According to local media reports, Paraguayan police have recovered over 300 Bitcoin mining rigs stolen from a local farm. The operation was conducted by the National Anti-Kidnapping Department (DAS).
Paraguay is a landlocked country between Argentina, Brazil, and Bolivia. The country has long been famous as a country with low power tariff rates for Bitcoin mining, however, in recent times, the authorities have been concerned regarding increasing illegal mining activities.
Sources reveal that the police investigated after a theft was reported in the Paraguayan province of Alto Paraná last month. The police in their charge sheet had reported that around 492 Bitcoin miners had been stolen from a farm after the manager was attacked and “overpowered” by attackers.
According to the police’s investigation, the DAS raided a commercial property in the town of Presidente Franco this month. Reportedly, the investigation helped the police in recovering approximately 300 mining rigs from the property along with some cellular devices, firearms, and ammunition.

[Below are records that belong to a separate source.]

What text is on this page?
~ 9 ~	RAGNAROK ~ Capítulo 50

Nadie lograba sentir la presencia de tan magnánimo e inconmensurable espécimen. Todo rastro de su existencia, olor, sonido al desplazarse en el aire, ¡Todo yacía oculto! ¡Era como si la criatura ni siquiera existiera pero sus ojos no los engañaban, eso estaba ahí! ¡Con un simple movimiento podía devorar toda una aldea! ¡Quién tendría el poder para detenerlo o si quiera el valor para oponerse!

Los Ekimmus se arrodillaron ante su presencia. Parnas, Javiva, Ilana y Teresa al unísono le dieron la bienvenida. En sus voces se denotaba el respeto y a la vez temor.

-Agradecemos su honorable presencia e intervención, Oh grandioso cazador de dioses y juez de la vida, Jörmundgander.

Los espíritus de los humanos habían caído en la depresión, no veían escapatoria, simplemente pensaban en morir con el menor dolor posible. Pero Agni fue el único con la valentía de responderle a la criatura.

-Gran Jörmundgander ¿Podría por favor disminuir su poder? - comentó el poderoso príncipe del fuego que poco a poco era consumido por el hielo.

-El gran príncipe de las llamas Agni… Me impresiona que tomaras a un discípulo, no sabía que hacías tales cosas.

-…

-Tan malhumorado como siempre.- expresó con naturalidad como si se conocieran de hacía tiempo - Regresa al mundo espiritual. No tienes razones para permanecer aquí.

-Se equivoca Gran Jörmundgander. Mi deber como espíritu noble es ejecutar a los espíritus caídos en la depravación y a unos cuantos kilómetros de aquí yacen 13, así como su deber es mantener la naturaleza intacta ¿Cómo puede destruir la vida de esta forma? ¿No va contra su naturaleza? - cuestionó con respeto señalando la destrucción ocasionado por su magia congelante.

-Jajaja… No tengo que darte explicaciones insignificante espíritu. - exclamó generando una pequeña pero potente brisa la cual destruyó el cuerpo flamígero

The police have registered multiple charges on the accused individuals including charges and arrest for a man for committing aggravated assault. Additionally, the local media entities published detailed and explicit photographs of their haul, and one of them is presented below.

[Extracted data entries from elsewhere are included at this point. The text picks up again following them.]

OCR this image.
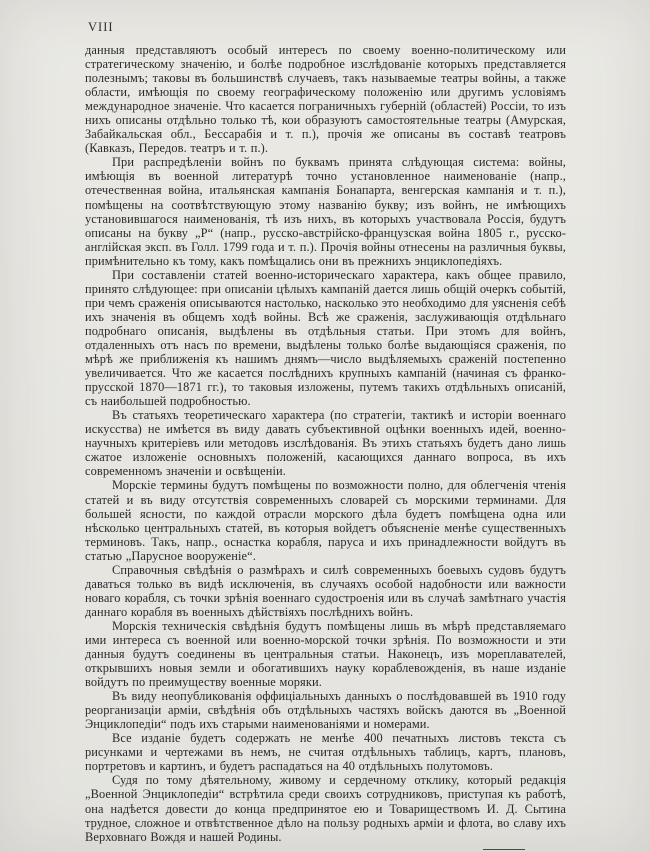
VIII

данныя представляютъ особый интересъ по своему военно-политическому или стратегическому значенію, и болѣе подробное изслѣдованіе которыхъ представляется полезнымъ; таковы въ большинствѣ случаевъ, такъ называемые театры войны, а также области, имѣющія по своему географическому положенію или другимъ условіямъ международное значеніе. Что касается пограничныхъ губерній (областей) Россіи, то изъ нихъ описаны отдѣльно только тѣ, кои образуютъ самостоятельные театры (Амурская, Забайкальская обл., Бессарабія и т. п.), прочія же описаны въ составѣ театровъ (Кавказъ, Передов. театръ и т. п.).

При распредѣленіи войнъ по буквамъ принята слѣдующая система: войны, имѣющія въ военной литературѣ точно установленное наименованіе (напр., отечественная война, итальянская кампанія Бонапарта, венгерская кампанія и т. п.), помѣщены на соотвѣтствующую этому названію букву; изъ войнъ, не имѣющихъ установившагося наименованія, тѣ изъ нихъ, въ которыхъ участвовала Россія, будутъ описаны на букву „Р“ (напр., русско-австрійско-французская война 1805 г., русско-англійская эксп. въ Голл. 1799 года и т. п.). Прочія войны отнесены на различныя буквы, примѣнительно къ тому, какъ помѣщались они въ прежнихъ энциклопедіяхъ.

При составленіи статей военно-историческаго характера, какъ общее правило, принято слѣдующее: при описаніи цѣлыхъ кампаній дается лишь общій очеркъ событій, при чемъ сраженія описываются настолько, насколько это необходимо для уясненія себѣ ихъ значенія въ общемъ ходѣ войны. Всѣ же сраженія, заслуживающія отдѣльнаго подробнаго описанія, выдѣлены въ отдѣльныя статьи. При этомъ для войнъ, отдаленныхъ отъ насъ по времени, выдѣлены только болѣе выдающіяся сраженія, по мѣрѣ же приближенія къ нашимъ днямъ—число выдѣляемыхъ сраженій постепенно увеличивается. Что же касается послѣднихъ крупныхъ кампаній (начиная съ франко-прусской 1870—1871 гг.), то таковыя изложены, путемъ такихъ отдѣльныхъ описаній, съ наибольшей подробностью.

Въ статьяхъ теоретическаго характера (по стратегіи, тактикѣ и исторіи военнаго искусства) не имѣется въ виду давать субъективной оцѣнки военныхъ идей, военно-научныхъ критеріевъ или методовъ изслѣдованія. Въ этихъ статьяхъ будетъ дано лишь сжатое изложеніе основныхъ положеній, касающихся даннаго вопроса, въ ихъ современномъ значеніи и освѣщеніи.

Морскіе термины будутъ помѣщены по возможности полно, для облегченія чтенія статей и въ виду отсутствія современныхъ словарей съ морскими терминами. Для большей ясности, по каждой отрасли морского дѣла будетъ помѣщена одна или нѣсколько центральныхъ статей, въ которыя войдетъ объясненіе менѣе существенныхъ терминовъ. Такъ, напр., оснастка корабля, паруса и ихъ принадлежности войдутъ въ статью „Парусное вооруженіе“.

Справочныя свѣдѣнія о размѣрахъ и силѣ современныхъ боевыхъ судовъ будутъ даваться только въ видѣ исключенія, въ случаяхъ особой надобности или важности новаго корабля, съ точки зрѣнія военнаго судостроенія или въ случаѣ замѣтнаго участія даннаго корабля въ военныхъ дѣйствіяхъ послѣднихъ войнъ.

Морскія техническія свѣдѣнія будутъ помѣщены лишь въ мѣрѣ представляемаго ими интереса съ военной или военно-морской точки зрѣнія. По возможности и эти данныя будутъ соединены въ центральныя статьи. Наконецъ, изъ мореплавателей, открывшихъ новыя земли и обогатившихъ науку кораблевожденія, въ наше изданіе войдутъ по преимуществу военные моряки.

Въ виду неопубликованія оффиціальныхъ данныхъ о послѣдовавшей въ 1910 году реорганизаціи арміи, свѣдѣнія объ отдѣльныхъ частяхъ войскъ даются въ „Военной Энциклопедіи“ подъ ихъ старыми наименованіями и номерами.

Все изданіе будетъ содержать не менѣе 400 печатныхъ листовъ текста съ рисунками и чертежами въ немъ, не считая отдѣльныхъ таблицъ, картъ, плановъ, портретовъ и картинъ, и будетъ распадаться на 40 отдѣльныхъ полутомовъ.

Судя по тому дѣятельному, живому и сердечному отклику, который редакція „Военной Энциклопедіи“ встрѣтила среди своихъ сотрудниковъ, приступая къ работѣ, она надѣется довести до конца предпринятое ею и Товариществомъ И. Д. Сытина трудное, сложное и отвѣтственное дѣло на пользу родныхъ арміи и флота, во славу ихъ Верховнаго Вождя и нашей Родины.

While the police have successfully recovered 300 mining rigs, 192 are yet to be recovered. The DAS also claimed that the mining rigs had been connected to power outlets and the internet and all 300 rigs were in “full operation.” Reportedly, the DAS immediately proceeded to disconnect and confiscate the spotted mining rigs.
In recent times, Paraguay has become a Bitcoin mining hotspot. Notably, the nation’s surplus of hydroelectric power has attracted many miners in the past few years, particularly Asian pools looking to relocate from China.
However, the increasing activity of miners in the area has been concerning to the authorities. In October, ANDE, the country’s national power administration, announced that the power consumption for the department of Alto Parana had grown immensely and might affect the stability of the national power system
Reportedly, the lawmakers in the country have still appeared to be in support of miners but not the Paraguayan president. In July, the Paraguayan legislature adopted the plan to establish a tax and regulatory framework to enable miners to understand their status while operating in the nation. However, the bill was vetoed by President Mario Abdo Benitez because the activity consumes a lot of electricity and generates very little employment.
Then, in October, thirty-three senators voted to overturn the President’s veto and to regulate the industry, which otherwise was operating in the legal gray area. Following this, in December, Paraguay’s Chamber of Deputies, i.e., the lower house of the parliament, voted against the bill, thus putting it in the archives.